Segundo o pensamento do filósofo David Hume, a percepção estética é resultado da contemplação do belo, isto é, do impacto da beleza sobre seu espectador, tornando-se algo relativo. Porém, observa-se na sociedade pós industrial que as redes informacionais têm divulgado a ideia de um conceito de beleza universal, como sendo o corpo esbelto. Dessa maneira, tal padronização fez com que a população, em sua maioria jovem, cultuassem o corpo e buscassem encaixar-se nos esteriótipos estipulados, gerando lucro para a indústria de cosméticos e suplementos, além das academias. Sendo assim, as pessoas que não possuem o fenótipo ‘‘ideal’’ sofrem com a exclusão e, muitas vezes, submetem-se a ações prejudiciais a saúde como é o caso dos distúrbios alimentares e depressão causada pela baixa auto-estima.
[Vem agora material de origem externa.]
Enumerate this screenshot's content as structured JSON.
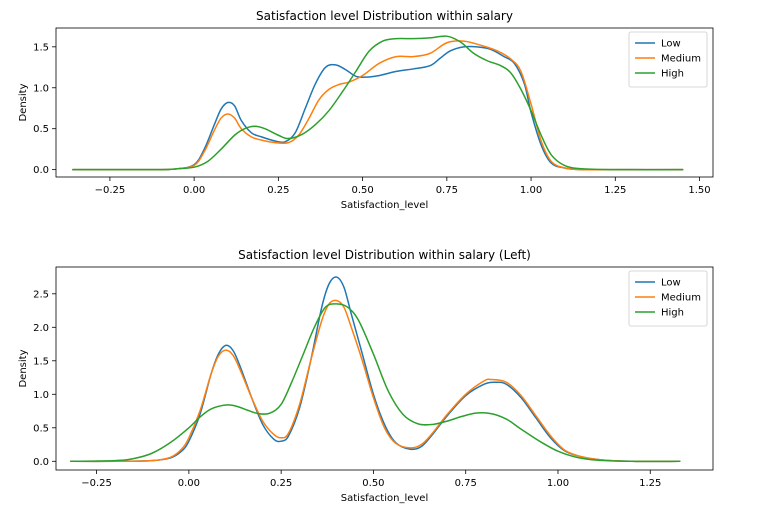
{
  "chart_data": [
    {
      "type": "line",
      "title": "Satisfaction level Distribution within salary",
      "xlabel": "Satisfaction_level",
      "ylabel": "Density",
      "xlim": [
        -0.41,
        1.54
      ],
      "ylim": [
        -0.09,
        1.73
      ],
      "xticks": [
        -0.25,
        0.0,
        0.25,
        0.5,
        0.75,
        1.0,
        1.25,
        1.5
      ],
      "xtick_labels": [
        "−0.25",
        "0.00",
        "0.25",
        "0.50",
        "0.75",
        "1.00",
        "1.25",
        "1.50"
      ],
      "yticks": [
        0.0,
        0.5,
        1.0,
        1.5
      ],
      "ytick_labels": [
        "0.0",
        "0.5",
        "1.0",
        "1.5"
      ],
      "legend_position": "top-right",
      "grid": false,
      "series": [
        {
          "name": "Low",
          "color": "#1f77b4",
          "x": [
            -0.36,
            -0.2,
            -0.1,
            -0.05,
            0.0,
            0.03,
            0.06,
            0.08,
            0.1,
            0.12,
            0.14,
            0.17,
            0.2,
            0.24,
            0.27,
            0.3,
            0.33,
            0.36,
            0.39,
            0.42,
            0.45,
            0.48,
            0.51,
            0.55,
            0.6,
            0.65,
            0.7,
            0.73,
            0.76,
            0.8,
            0.84,
            0.88,
            0.92,
            0.95,
            0.98,
            1.0,
            1.03,
            1.06,
            1.1,
            1.15,
            1.25,
            1.45
          ],
          "y": [
            0,
            0,
            0,
            0.01,
            0.06,
            0.25,
            0.55,
            0.74,
            0.82,
            0.78,
            0.6,
            0.45,
            0.4,
            0.35,
            0.34,
            0.45,
            0.75,
            1.05,
            1.25,
            1.28,
            1.22,
            1.14,
            1.13,
            1.15,
            1.2,
            1.23,
            1.27,
            1.36,
            1.45,
            1.5,
            1.5,
            1.47,
            1.38,
            1.3,
            1.05,
            0.7,
            0.3,
            0.08,
            0.02,
            0,
            0,
            0
          ]
        },
        {
          "name": "Medium",
          "color": "#ff7f0e",
          "x": [
            -0.36,
            -0.2,
            -0.1,
            -0.05,
            0.0,
            0.03,
            0.06,
            0.08,
            0.1,
            0.12,
            0.14,
            0.17,
            0.2,
            0.24,
            0.28,
            0.31,
            0.34,
            0.37,
            0.4,
            0.43,
            0.46,
            0.5,
            0.55,
            0.6,
            0.65,
            0.7,
            0.75,
            0.8,
            0.85,
            0.9,
            0.94,
            0.97,
            1.0,
            1.03,
            1.06,
            1.1,
            1.15,
            1.25,
            1.45
          ],
          "y": [
            0,
            0,
            0,
            0.01,
            0.05,
            0.22,
            0.48,
            0.63,
            0.68,
            0.63,
            0.5,
            0.4,
            0.36,
            0.33,
            0.33,
            0.42,
            0.62,
            0.85,
            0.98,
            1.04,
            1.07,
            1.15,
            1.3,
            1.38,
            1.38,
            1.42,
            1.55,
            1.57,
            1.52,
            1.45,
            1.35,
            1.2,
            0.8,
            0.35,
            0.1,
            0.02,
            0,
            0,
            0
          ]
        },
        {
          "name": "High",
          "color": "#2ca02c",
          "x": [
            -0.36,
            -0.2,
            -0.1,
            -0.05,
            0.0,
            0.04,
            0.08,
            0.12,
            0.15,
            0.18,
            0.21,
            0.25,
            0.28,
            0.32,
            0.36,
            0.4,
            0.44,
            0.48,
            0.52,
            0.56,
            0.6,
            0.65,
            0.7,
            0.75,
            0.79,
            0.83,
            0.87,
            0.91,
            0.94,
            0.97,
            1.0,
            1.03,
            1.06,
            1.1,
            1.15,
            1.25,
            1.45
          ],
          "y": [
            0,
            0,
            0,
            0.01,
            0.03,
            0.1,
            0.25,
            0.42,
            0.5,
            0.53,
            0.5,
            0.42,
            0.38,
            0.43,
            0.55,
            0.72,
            0.95,
            1.2,
            1.45,
            1.57,
            1.6,
            1.6,
            1.61,
            1.63,
            1.56,
            1.42,
            1.33,
            1.27,
            1.18,
            0.98,
            0.72,
            0.42,
            0.18,
            0.05,
            0.01,
            0,
            0
          ]
        }
      ]
    },
    {
      "type": "line",
      "title": "Satisfaction level Distribution within salary (Left)",
      "xlabel": "Satisfaction_level",
      "ylabel": "Density",
      "xlim": [
        -0.36,
        1.42
      ],
      "ylim": [
        -0.13,
        2.9
      ],
      "xticks": [
        -0.25,
        0.0,
        0.25,
        0.5,
        0.75,
        1.0,
        1.25
      ],
      "xtick_labels": [
        "−0.25",
        "0.00",
        "0.25",
        "0.50",
        "0.75",
        "1.00",
        "1.25"
      ],
      "yticks": [
        0.0,
        0.5,
        1.0,
        1.5,
        2.0,
        2.5
      ],
      "ytick_labels": [
        "0.0",
        "0.5",
        "1.0",
        "1.5",
        "2.0",
        "2.5"
      ],
      "legend_position": "top-right",
      "grid": false,
      "series": [
        {
          "name": "Low",
          "color": "#1f77b4",
          "x": [
            -0.32,
            -0.2,
            -0.1,
            -0.05,
            -0.02,
            0.0,
            0.03,
            0.06,
            0.08,
            0.1,
            0.12,
            0.14,
            0.17,
            0.2,
            0.23,
            0.25,
            0.27,
            0.3,
            0.33,
            0.36,
            0.38,
            0.4,
            0.42,
            0.44,
            0.47,
            0.5,
            0.53,
            0.56,
            0.6,
            0.63,
            0.66,
            0.7,
            0.75,
            0.8,
            0.83,
            0.86,
            0.9,
            0.94,
            0.98,
            1.02,
            1.07,
            1.12,
            1.2,
            1.33
          ],
          "y": [
            0,
            0,
            0.01,
            0.05,
            0.15,
            0.3,
            0.7,
            1.3,
            1.6,
            1.73,
            1.65,
            1.4,
            0.95,
            0.55,
            0.33,
            0.3,
            0.38,
            0.8,
            1.5,
            2.3,
            2.65,
            2.75,
            2.6,
            2.2,
            1.6,
            1.0,
            0.55,
            0.28,
            0.18,
            0.22,
            0.4,
            0.68,
            0.98,
            1.15,
            1.18,
            1.15,
            0.95,
            0.65,
            0.35,
            0.15,
            0.06,
            0.02,
            0,
            0
          ]
        },
        {
          "name": "Medium",
          "color": "#ff7f0e",
          "x": [
            -0.32,
            -0.2,
            -0.1,
            -0.05,
            -0.02,
            0.0,
            0.03,
            0.06,
            0.08,
            0.1,
            0.12,
            0.14,
            0.17,
            0.2,
            0.23,
            0.25,
            0.27,
            0.3,
            0.33,
            0.36,
            0.38,
            0.4,
            0.42,
            0.44,
            0.47,
            0.5,
            0.53,
            0.56,
            0.6,
            0.63,
            0.66,
            0.7,
            0.75,
            0.8,
            0.82,
            0.86,
            0.9,
            0.94,
            0.98,
            1.02,
            1.07,
            1.12,
            1.2,
            1.33
          ],
          "y": [
            0,
            0,
            0.01,
            0.06,
            0.18,
            0.35,
            0.75,
            1.3,
            1.57,
            1.66,
            1.58,
            1.35,
            0.95,
            0.6,
            0.4,
            0.35,
            0.42,
            0.85,
            1.5,
            2.1,
            2.35,
            2.4,
            2.3,
            2.0,
            1.5,
            0.95,
            0.5,
            0.27,
            0.2,
            0.25,
            0.42,
            0.7,
            1.0,
            1.2,
            1.22,
            1.18,
            0.98,
            0.68,
            0.38,
            0.16,
            0.06,
            0.02,
            0,
            0
          ]
        },
        {
          "name": "High",
          "color": "#2ca02c",
          "x": [
            -0.32,
            -0.2,
            -0.15,
            -0.1,
            -0.05,
            0.0,
            0.03,
            0.06,
            0.1,
            0.13,
            0.16,
            0.19,
            0.22,
            0.25,
            0.28,
            0.31,
            0.34,
            0.37,
            0.4,
            0.43,
            0.46,
            0.5,
            0.54,
            0.58,
            0.62,
            0.66,
            0.7,
            0.74,
            0.78,
            0.82,
            0.86,
            0.9,
            0.95,
            1.0,
            1.05,
            1.1,
            1.2,
            1.33
          ],
          "y": [
            0,
            0.01,
            0.04,
            0.12,
            0.28,
            0.5,
            0.66,
            0.78,
            0.84,
            0.82,
            0.76,
            0.71,
            0.72,
            0.85,
            1.2,
            1.6,
            2.0,
            2.3,
            2.35,
            2.3,
            2.1,
            1.6,
            1.05,
            0.7,
            0.56,
            0.55,
            0.6,
            0.67,
            0.72,
            0.71,
            0.63,
            0.48,
            0.3,
            0.15,
            0.06,
            0.02,
            0,
            0
          ]
        }
      ]
    }
  ]
}
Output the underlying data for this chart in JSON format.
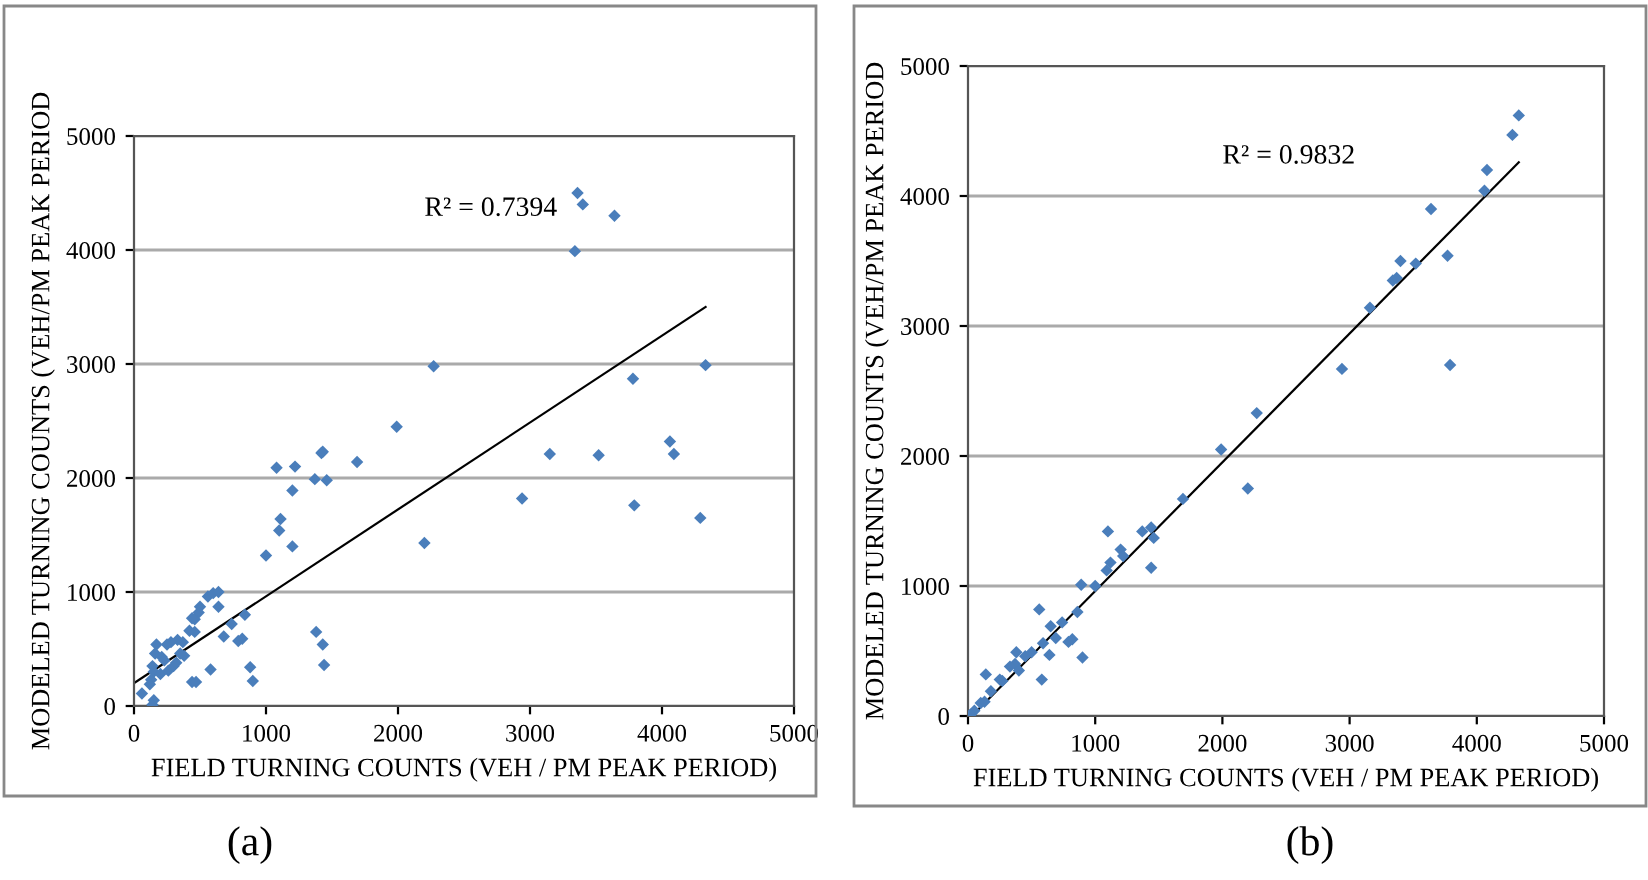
{
  "chart_data": [
    {
      "type": "scatter",
      "xlabel": "FIELD TURNING COUNTS (VEH / PM PEAK PERIOD)",
      "ylabel": "MODELED TURNING COUNTS (VEH/PM PEAK PERIOD",
      "annotations": [
        "R² = 0.7394",
        "(a)"
      ],
      "xlim": [
        0,
        5000
      ],
      "ylim": [
        0,
        5000
      ],
      "xticks": [
        0,
        1000,
        2000,
        3000,
        4000,
        5000
      ],
      "yticks": [
        0,
        1000,
        2000,
        3000,
        4000,
        5000
      ],
      "grid": "y",
      "legend": false,
      "marker": "diamond",
      "series": [
        {
          "color": "#4a7ebb",
          "x": [
            3360,
            3400,
            3640,
            3340,
            2270,
            4330,
            3780,
            1990,
            4060,
            3150,
            3520,
            4090,
            2940,
            3790,
            4290,
            2200,
            1420,
            1430,
            1080,
            1220,
            1690,
            1370,
            1460,
            1200,
            1110,
            1100,
            1200,
            1000,
            560,
            600,
            640,
            640,
            500,
            490,
            460,
            440,
            460,
            420,
            840,
            740,
            680,
            790,
            820,
            880,
            900,
            1380,
            1430,
            1440,
            580,
            440,
            470,
            380,
            370,
            330,
            280,
            250,
            170,
            160,
            210,
            230,
            140,
            150,
            200,
            260,
            300,
            130,
            120,
            350,
            150,
            60,
            140,
            320
          ],
          "values": [
            4500,
            4400,
            4300,
            3990,
            2980,
            2990,
            2870,
            2450,
            2320,
            2210,
            2200,
            2210,
            1820,
            1760,
            1650,
            1430,
            2220,
            2230,
            2090,
            2100,
            2140,
            1990,
            1980,
            1890,
            1640,
            1540,
            1400,
            1320,
            960,
            990,
            1000,
            870,
            870,
            820,
            760,
            770,
            650,
            660,
            800,
            720,
            610,
            570,
            590,
            340,
            220,
            650,
            540,
            360,
            320,
            210,
            210,
            440,
            560,
            580,
            560,
            540,
            540,
            460,
            430,
            400,
            350,
            300,
            280,
            310,
            350,
            230,
            190,
            460,
            50,
            110,
            10,
            380
          ]
        },
        {
          "type": "line",
          "color": "#000000",
          "marker": "none",
          "x": [
            0,
            4330
          ],
          "values": [
            200,
            3500
          ]
        }
      ]
    },
    {
      "type": "scatter",
      "xlabel": "FIELD TURNING COUNTS (VEH / PM PEAK PERIOD)",
      "ylabel": "MODELED TURNING COUNTS (VEH/PM PEAK PERIOD",
      "annotations": [
        "R² = 0.9832",
        "(b)"
      ],
      "xlim": [
        0,
        5000
      ],
      "ylim": [
        0,
        5000
      ],
      "xticks": [
        0,
        1000,
        2000,
        3000,
        4000,
        5000
      ],
      "yticks": [
        0,
        1000,
        2000,
        3000,
        4000,
        5000
      ],
      "grid": "y",
      "legend": false,
      "marker": "diamond",
      "series": [
        {
          "color": "#4a7ebb",
          "x": [
            4330,
            4280,
            4080,
            4060,
            3640,
            3400,
            3520,
            3770,
            3340,
            3370,
            3160,
            2940,
            3790,
            2270,
            1990,
            2200,
            1690,
            1440,
            1370,
            1460,
            1100,
            1120,
            1090,
            1200,
            1220,
            1440,
            1000,
            890,
            860,
            740,
            650,
            690,
            590,
            640,
            790,
            820,
            900,
            580,
            560,
            380,
            370,
            330,
            250,
            100,
            50,
            20,
            140,
            450,
            500,
            400,
            270,
            180,
            130
          ],
          "values": [
            4620,
            4470,
            4200,
            4040,
            3900,
            3500,
            3480,
            3540,
            3350,
            3370,
            3140,
            2670,
            2700,
            2330,
            2050,
            1750,
            1670,
            1450,
            1420,
            1370,
            1420,
            1180,
            1120,
            1280,
            1230,
            1140,
            1000,
            1010,
            800,
            720,
            690,
            600,
            560,
            470,
            570,
            590,
            450,
            280,
            820,
            490,
            400,
            380,
            280,
            100,
            40,
            10,
            320,
            460,
            490,
            350,
            270,
            190,
            110
          ]
        },
        {
          "type": "line",
          "color": "#000000",
          "marker": "none",
          "x": [
            30,
            4330
          ],
          "values": [
            0,
            4260
          ]
        }
      ]
    }
  ]
}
É primordial ressaltar que com o processo de globalização e acesso a internet, as mídias sociais conseguiram conectar um grande número de pessoas em todo o mundo, dessa maneira ficou mais fácil disseminar esteriótipos de beleza e manter um padrão quase universal a cerca do corpo ideal. Nesse sentido, as redes de cosméticos e treinadores físicos tem sido beneficiados pela ampla divulgação do corpo saudável, forte e bronzeado como das musas fitness ou esbeltos como das Angel’s da Victória Secrets, dessa maneira, incentivam cada vez mais o contraste com as frequentadoras assíduas dos fast foods e aumentam o número de pessoas que usufruem de remédios milagrosos e dietas hipocalóricas e, até mesmo, submetem-se à cirurgias plásticas.

Deve-se abordar, ainda, que os principais alvos dos padrões de beleza são os adolescentes, os quais estão passando por mudanças corporais e sociais, ficando vulneráveis aos impactos negativos de um esteriótipo tão rígido. Dessa forma, muitos jovens sofrem com o bullying, visto que, estão nos extremos do peso ou não possuem a fisionomia desejada, logo, contraem uma série de distúrbios alimentares ou psicológicos, evidenciados pelo aumento dos casos de depressão, em cerca de 37%, de 2005 à 2014. Sendo assim, a busca tão importante para adolescentes em fazer parte de um grupo social, passou a significar a busca por um corpo idealizado, mesmo que isto coloque a sua saúde em risco.

Torna-se claro, portanto, que o culto ao corpo tornou-se um problema social e deve ser combatido com projetos que visem disseminar, principalmente entre os jovens, a ideia da beleza ser relativa e a normalidade na pluralidade corporal. Logo, torna-se papel do Ministério da saúde, com auxilio midiático, aumentar as campanhas, nas escolas e nas redes sociais, de aceitação pessoal ao corpo, com todas as suas singularidades, bem como, devem oferecer auxilio psicológico para tratar dos distúrbios causados pela padronização, afim de livrar-se do conceito da beleza universal e dos seus problemas.